The Appeals Court recently decided a case involving land in Oak Bluffs owned by the plaintiff and his now deceased sister (Zutrau v. Zutrau). The sister loaned the plaintiff money and secured the note with an agreement that upon default, the brother would deed her his interest in the property. After the brother defaulted, he filed a bankruptcy case. About six years after the bankruptcy case closed, the brother filed an action to partition the property. The personal representative of the sister’s Probate Estate countersued under the note and sought an order that the brother transfer his half interest in the property to the Estate. Among the brother’s defenses was that the claim was barred by the applicable statute of limitations (applying New York law in this case, it was six years). The Appeals Court rejected the argument and ruled that the statute of limitations was tolled throughout the bankruptcy case, meaning that the Estate’s claim (filed almost 12 years after the loan default) was timely. In this case, it was the brother who was SOL.

Post Date: 2/23/2023


Buyer’s Broker, Beware

In Huang v. Ma, the plaintiff real estate broker sued her clients after they sold their property without paying her a broker’s commission. The defendants had retained the plaintiff under an oral agreement as their exclusive buyers’ broker. Under the agreement, the buyers agreed to “’refer’ to Huang ‘all potentially acceptable real property’ they identified and would ‘notify other real estate agents’ of the arrangement.” The defendants then found a property on their own and sent the plaintiff/broker an email “recognizing the work she did for them and sending her an Amazon gift card by way of apology.”

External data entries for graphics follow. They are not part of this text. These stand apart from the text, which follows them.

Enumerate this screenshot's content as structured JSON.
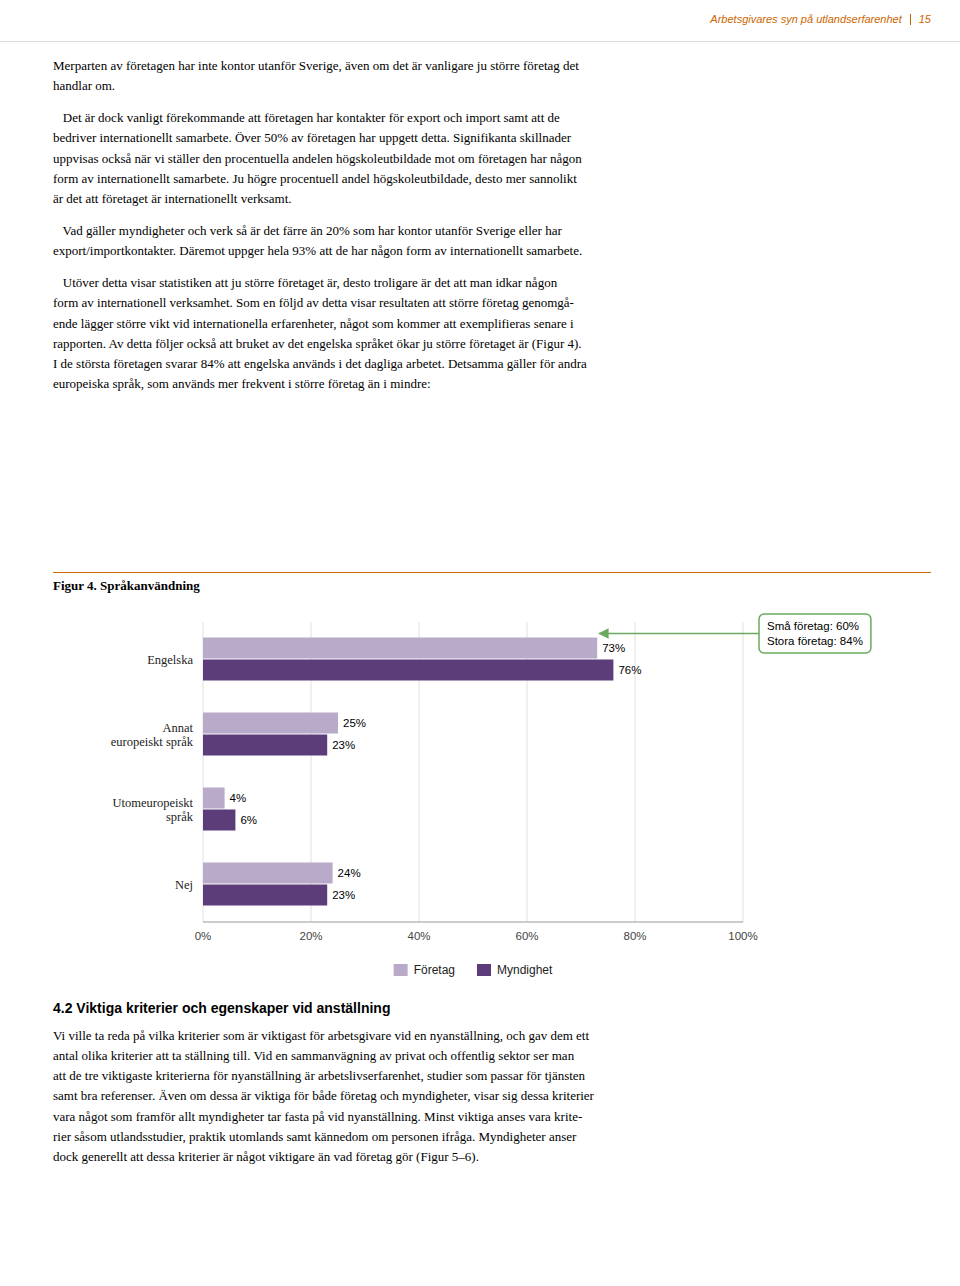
{
  "header_text": "Arbetsgivares syn på utlandserfarenhet",
  "page_number": "15",
  "body_text": [
    "Merparten av företagen har inte kontor utanför Sverige, även om det är vanligare ju större företag det",
    "handlar om.",
    "   Det är dock vanligt förekommande att företagen har kontakter för export och import samt att de\nbedriver internationellt samarbete. Över 50% av företagen har uppgett detta. Signifikanta skillnader\nuppvisas också när vi ställer den procentuella andelen högskoleutbildade mot om företagen har någon\nform av internationellt samarbete. Ju högre procentuell andel högskoleutbildade, desto mer sannolikt\när det att företaget är internationellt verksamt.",
    "   Vad gäller myndigheter och verk så är det färre än 20% som har kontor utanför Sverige eller har\nexport/importkontakter. Däremot uppger hela 93% att de har någon form av internationellt samarbete.",
    "   Utöver detta visar statistiken att ju större företaget är, desto troligare är det att man idkar någon\nform av internationell verksamhet. Som en följd av detta visar resultaten att större företag genomgå-\nende lägger större vikt vid internationella erfarenheter, något som kommer att exemplifieras senare i\nrapporten. Av detta följer också att bruket av det engelska språket ökar ju större företaget är (Figur 4).\nI de största företagen svarar 84% att engelska används i det dagliga arbetet. Detsamma gäller för andra\neuropeiska språk, som används mer frekvent i större företag än i mindre:"
  ],
  "section_title": "4.2 Viktiga kriterier och egenskaper vid anställning",
  "section_text": "Vi ville ta reda på vilka kriterier som är viktigast för arbetsgivare vid en nyanställning, och gav dem ett\nantal olika kriterier att ta ställning till. Vid en sammanvägning av privat och offentlig sektor ser man\natt de tre viktigaste kriterierna för nyanställning är arbetslivserfarenhet, studier som passar för tjänsten\nsamt bra referenser. Även om dessa är viktiga för både företag och myndigheter, visar sig dessa kriterier\nvara något som framför allt myndigheter tar fasta på vid nyanställning. Minst viktiga anses vara krite-\nrier såsom utlandsstudier, praktik utomlands samt kännedom om personen ifråga. Myndigheter anser\ndock generellt att dessa kriterier är något viktigare än vad företag gör (Figur 5–6).",
  "chart_data": {
    "type": "bar",
    "orientation": "horizontal",
    "title": "Figur 4. Språkanvändning",
    "categories": [
      "Engelska",
      "Annat\neuropeiskt språk",
      "Utomeuropeiskt\nspråk",
      "Nej"
    ],
    "series": [
      {
        "name": "Företag",
        "color": "#b8aac8",
        "values": [
          73,
          25,
          4,
          24
        ],
        "value_labels": [
          "73%",
          "25%",
          "4%",
          "24%"
        ]
      },
      {
        "name": "Myndighet",
        "color": "#5c3d7a",
        "values": [
          76,
          23,
          6,
          23
        ],
        "value_labels": [
          "76%",
          "23%",
          "6%",
          "23%"
        ]
      }
    ],
    "xlim": [
      0,
      100
    ],
    "xticks": [
      {
        "value": 0,
        "label": "0%"
      },
      {
        "value": 20,
        "label": "20%"
      },
      {
        "value": 40,
        "label": "40%"
      },
      {
        "value": 60,
        "label": "60%"
      },
      {
        "value": 80,
        "label": "80%"
      },
      {
        "value": 100,
        "label": "100%"
      }
    ],
    "grid": true,
    "legend": "bottom",
    "data_labels": true,
    "annotations": [
      {
        "text": "Små företag: 60%\nStora företag: 84%",
        "color": "#6aaa5e"
      }
    ]
  }
}
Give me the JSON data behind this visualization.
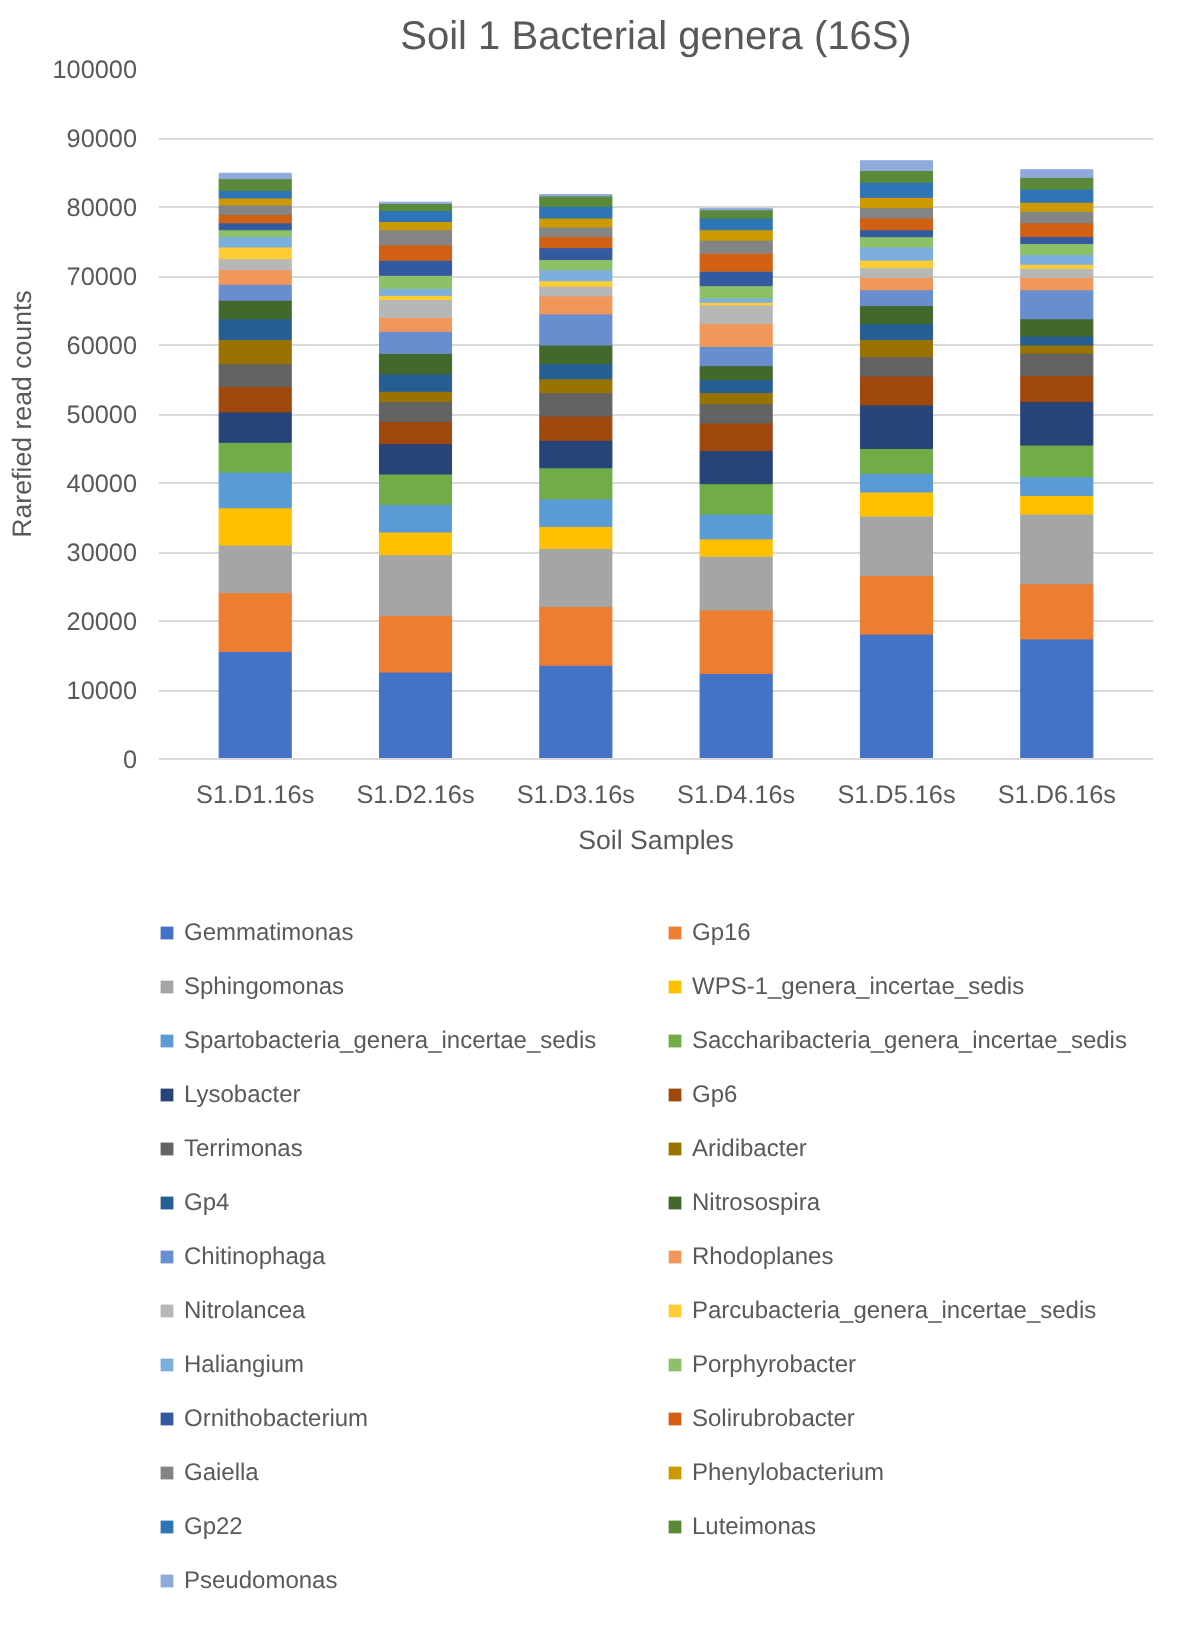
{
  "chart_data": {
    "type": "bar",
    "stacked": true,
    "title": "Soil 1 Bacterial genera (16S)",
    "xlabel": "Soil Samples",
    "ylabel": "Rarefied read counts",
    "categories": [
      "S1.D1.16s",
      "S1.D2.16s",
      "S1.D3.16s",
      "S1.D4.16s",
      "S1.D5.16s",
      "S1.D6.16s"
    ],
    "ylim": [
      0,
      100000
    ],
    "yticks": [
      0,
      10000,
      20000,
      30000,
      40000,
      50000,
      60000,
      70000,
      80000,
      90000,
      100000
    ],
    "grid": "y",
    "legend": "bottom",
    "series": [
      {
        "name": "Gemmatimonas",
        "color": "#4472c4",
        "values": [
          15600,
          12600,
          13600,
          12400,
          18100,
          17400
        ]
      },
      {
        "name": "Gp16",
        "color": "#ed7d31",
        "values": [
          8500,
          8200,
          8500,
          9200,
          8500,
          8000
        ]
      },
      {
        "name": "Sphingomonas",
        "color": "#a5a5a5",
        "values": [
          6900,
          8800,
          8400,
          7800,
          8600,
          10100
        ]
      },
      {
        "name": "WPS-1_genera_incertae_sedis",
        "color": "#ffc000",
        "values": [
          5400,
          3300,
          3200,
          2500,
          3500,
          2700
        ]
      },
      {
        "name": "Spartobacteria_genera_incertae_sedis",
        "color": "#5b9bd5",
        "values": [
          5200,
          4000,
          4000,
          3600,
          2700,
          2700
        ]
      },
      {
        "name": "Saccharibacteria_genera_incertae_sedis",
        "color": "#70ad47",
        "values": [
          4300,
          4400,
          4500,
          4400,
          3600,
          4600
        ]
      },
      {
        "name": "Lysobacter",
        "color": "#264478",
        "values": [
          4400,
          4400,
          4000,
          4800,
          6300,
          6300
        ]
      },
      {
        "name": "Gp6",
        "color": "#9e480e",
        "values": [
          3700,
          3200,
          3500,
          4000,
          4200,
          3800
        ]
      },
      {
        "name": "Terrimonas",
        "color": "#636363",
        "values": [
          3300,
          2900,
          3400,
          2800,
          2800,
          3200
        ]
      },
      {
        "name": "Aridibacter",
        "color": "#997300",
        "values": [
          3500,
          1500,
          2000,
          1600,
          2500,
          1200
        ]
      },
      {
        "name": "Gp4",
        "color": "#255e91",
        "values": [
          3000,
          2500,
          2200,
          1900,
          2300,
          1300
        ]
      },
      {
        "name": "Nitrosospira",
        "color": "#43682b",
        "values": [
          2700,
          3000,
          2700,
          2000,
          2600,
          2500
        ]
      },
      {
        "name": "Chitinophaga",
        "color": "#698ed0",
        "values": [
          2300,
          3200,
          4500,
          2800,
          2300,
          4200
        ]
      },
      {
        "name": "Rhodoplanes",
        "color": "#f1975a",
        "values": [
          2100,
          2000,
          2600,
          3300,
          1800,
          1800
        ]
      },
      {
        "name": "Nitrolancea",
        "color": "#b7b7b7",
        "values": [
          1600,
          2600,
          1400,
          2700,
          1400,
          1300
        ]
      },
      {
        "name": "Parcubacteria_genera_incertae_sedis",
        "color": "#ffcd33",
        "values": [
          1700,
          600,
          800,
          400,
          1100,
          600
        ]
      },
      {
        "name": "Haliangium",
        "color": "#7cafdd",
        "values": [
          1500,
          1000,
          1600,
          600,
          1900,
          1400
        ]
      },
      {
        "name": "Porphyrobacter",
        "color": "#8cc168",
        "values": [
          1000,
          1900,
          1500,
          1800,
          1500,
          1600
        ]
      },
      {
        "name": "Ornithobacterium",
        "color": "#335aa1",
        "values": [
          1000,
          2200,
          1700,
          2100,
          1000,
          1000
        ]
      },
      {
        "name": "Solirubrobacter",
        "color": "#d26012",
        "values": [
          1200,
          2200,
          1600,
          2600,
          1700,
          2000
        ]
      },
      {
        "name": "Gaiella",
        "color": "#848484",
        "values": [
          1400,
          2200,
          1400,
          1900,
          1500,
          1700
        ]
      },
      {
        "name": "Phenylobacterium",
        "color": "#cc9a00",
        "values": [
          1000,
          1200,
          1300,
          1500,
          1500,
          1300
        ]
      },
      {
        "name": "Gp22",
        "color": "#2e75b6",
        "values": [
          1100,
          1600,
          1700,
          1700,
          2200,
          1900
        ]
      },
      {
        "name": "Luteimonas",
        "color": "#5a8a39",
        "values": [
          1700,
          1000,
          1500,
          1200,
          1700,
          1700
        ]
      },
      {
        "name": "Pseudomonas",
        "color": "#8faadc",
        "values": [
          800,
          200,
          200,
          200,
          1400,
          1100
        ]
      }
    ]
  }
}
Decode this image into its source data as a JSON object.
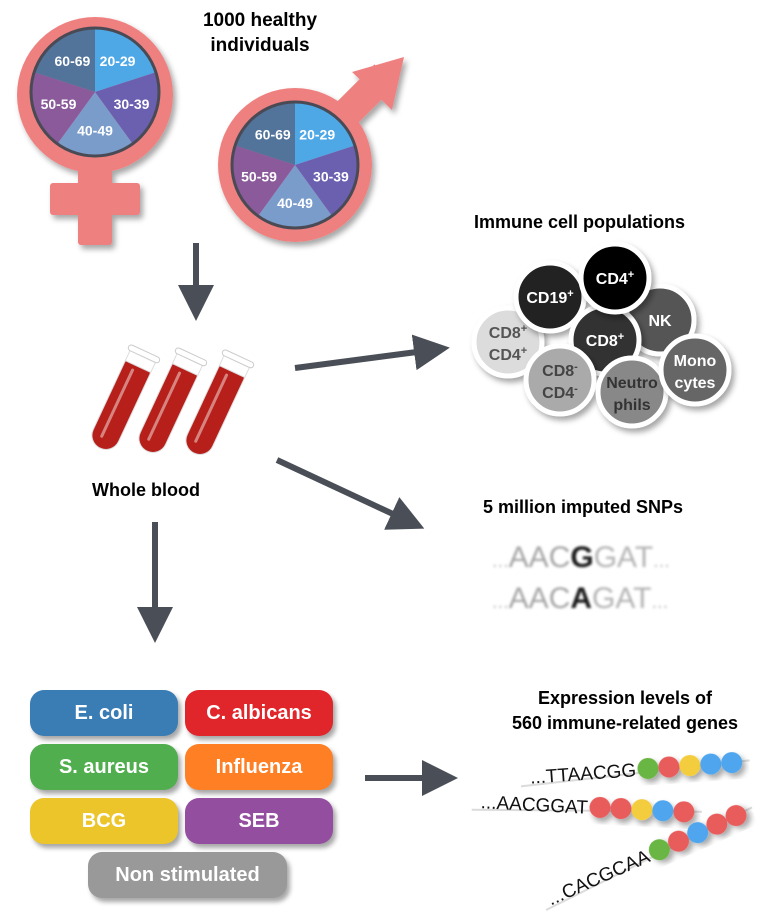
{
  "population": {
    "title_line1": "1000 healthy",
    "title_line2": "individuals",
    "age_groups": [
      "20-29",
      "30-39",
      "40-49",
      "50-59",
      "60-69"
    ],
    "age_colors": [
      "#4fa8e6",
      "#6b5fb0",
      "#7a9ccb",
      "#8a5a9a",
      "#52739a"
    ],
    "symbol_color": "#ef8080",
    "symbols": [
      "female-icon",
      "male-icon"
    ]
  },
  "blood": {
    "label": "Whole blood",
    "tube_color": "#b61f1a"
  },
  "immune": {
    "title": "Immune cell populations",
    "cells": [
      {
        "line1": "CD8",
        "sup1": "+",
        "line2": "CD4",
        "sup2": "+",
        "fill": "#dcdcdc",
        "text": "#555555"
      },
      {
        "line1": "CD19",
        "sup1": "+",
        "line2": "",
        "sup2": "",
        "fill": "#222222",
        "text": "#ffffff"
      },
      {
        "line1": "NK",
        "sup1": "",
        "line2": "",
        "sup2": "",
        "fill": "#555555",
        "text": "#ffffff"
      },
      {
        "line1": "CD8",
        "sup1": "+",
        "line2": "",
        "sup2": "",
        "fill": "#333333",
        "text": "#ffffff"
      },
      {
        "line1": "CD4",
        "sup1": "+",
        "line2": "",
        "sup2": "",
        "fill": "#000000",
        "text": "#ffffff"
      },
      {
        "line1": "CD8",
        "sup1": "-",
        "line2": "CD4",
        "sup2": "-",
        "fill": "#aaaaaa",
        "text": "#444444"
      },
      {
        "line1": "Neutro",
        "sup1": "",
        "line2": "phils",
        "sup2": "",
        "fill": "#888888",
        "text": "#333333"
      },
      {
        "line1": "Mono",
        "sup1": "",
        "line2": "cytes",
        "sup2": "",
        "fill": "#666666",
        "text": "#ffffff"
      }
    ]
  },
  "snps": {
    "title": "5 million imputed SNPs",
    "seq1": {
      "pre": "...",
      "left": "AAC",
      "allele": "G",
      "right": "GAT",
      "post": "..."
    },
    "seq2": {
      "pre": "...",
      "left": "AAC",
      "allele": "A",
      "right": "GAT",
      "post": "..."
    }
  },
  "expression": {
    "title_line1": "Expression levels of",
    "title_line2": "560 immune-related genes",
    "bead_colors": {
      "green": "#6bb644",
      "red": "#e85c5c",
      "yellow": "#f3cd3c",
      "blue": "#4fa6ee"
    },
    "strands": [
      {
        "seq": "...TTAACGG",
        "beads": [
          "green",
          "red",
          "yellow",
          "blue",
          "blue"
        ]
      },
      {
        "seq": "...AACGGAT",
        "beads": [
          "red",
          "red",
          "yellow",
          "blue",
          "red"
        ]
      },
      {
        "seq": "...CACGCAA",
        "beads": [
          "green",
          "red",
          "blue",
          "red",
          "red"
        ]
      }
    ]
  },
  "stimuli": [
    {
      "label": "E. coli",
      "color": "#3a7db5"
    },
    {
      "label": "C. albicans",
      "color": "#e1262b"
    },
    {
      "label": "S. aureus",
      "color": "#50ae4f"
    },
    {
      "label": "Influenza",
      "color": "#ff7f24"
    },
    {
      "label": "BCG",
      "color": "#ebc52a"
    },
    {
      "label": "SEB",
      "color": "#944ea0"
    },
    {
      "label": "Non stimulated",
      "color": "#999999"
    }
  ],
  "arrow_color": "#4a4f57"
}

The broker sued for her commission and a Superior Court judge dismissed the case because there was no written agreement between the parties. The Appeals Court reversed because while contracts to sell real estate must be in writing, real estate broker agreements do not need to be in writing. A Massachusetts statute (G.L. c. 259, sec.7) requires most broker agreements to be in writing, but specifically excepts real estate brokers from this requirement. The Supreme Judicial Court agreed with the Appeals Court and ruled that the broker could recover a commission assuming she proved all of her allegations at trial, despite not having a written contract.

Post Date: 2/16/2023


Partition Is Such Sweet Sorrow

In Furnas vs. Cirone, the two parties were joint owners of property with rights of survivorship. If one of them died, the other would become the sole owner automatically as a matter of law. After a dispute arose, the owners decided to partition the property through the Probate Court. They agreed to a judgment involving payments over time and an ultimate refinancing of the property.

Many months after judgment entered, the defendant died, and the surviving plaintiff claimed that they were still joint tenants with rights of survivorship, so upon the defendant’s death, the plaintiff became the sole owner despite the partition judgment and agreement. The Appeals Court ruled that the joint tenancy was severed when the partition judgment entered, so the plaintiff was bound by the judgment and could not claim full ownership of the property.

Post Date: 2/13/2023


What’s Up Dock?

Kubic v. Audette is a case in which the two parties have been fighting for years about a dock built by the defendant on Webster Lake in front of the plaintiffs’ property. (As an aside, the Algonquian name of the lake, Lake Chargoggagoggmanchauggagoggchaubunagungamaugg, is almost as big as the lake itself). The defendant in the case holds an easement over a right of way to the lake and argued that building the dock fell within the permitted use of the easement. The Land Court disagreed and ruled that building the dock constituted an overburdening of the easement, meaning that it exceeded the scope of the original intent of the easement. The Appeals Court agreed. So, absent some settlement, it appears that the dock must go.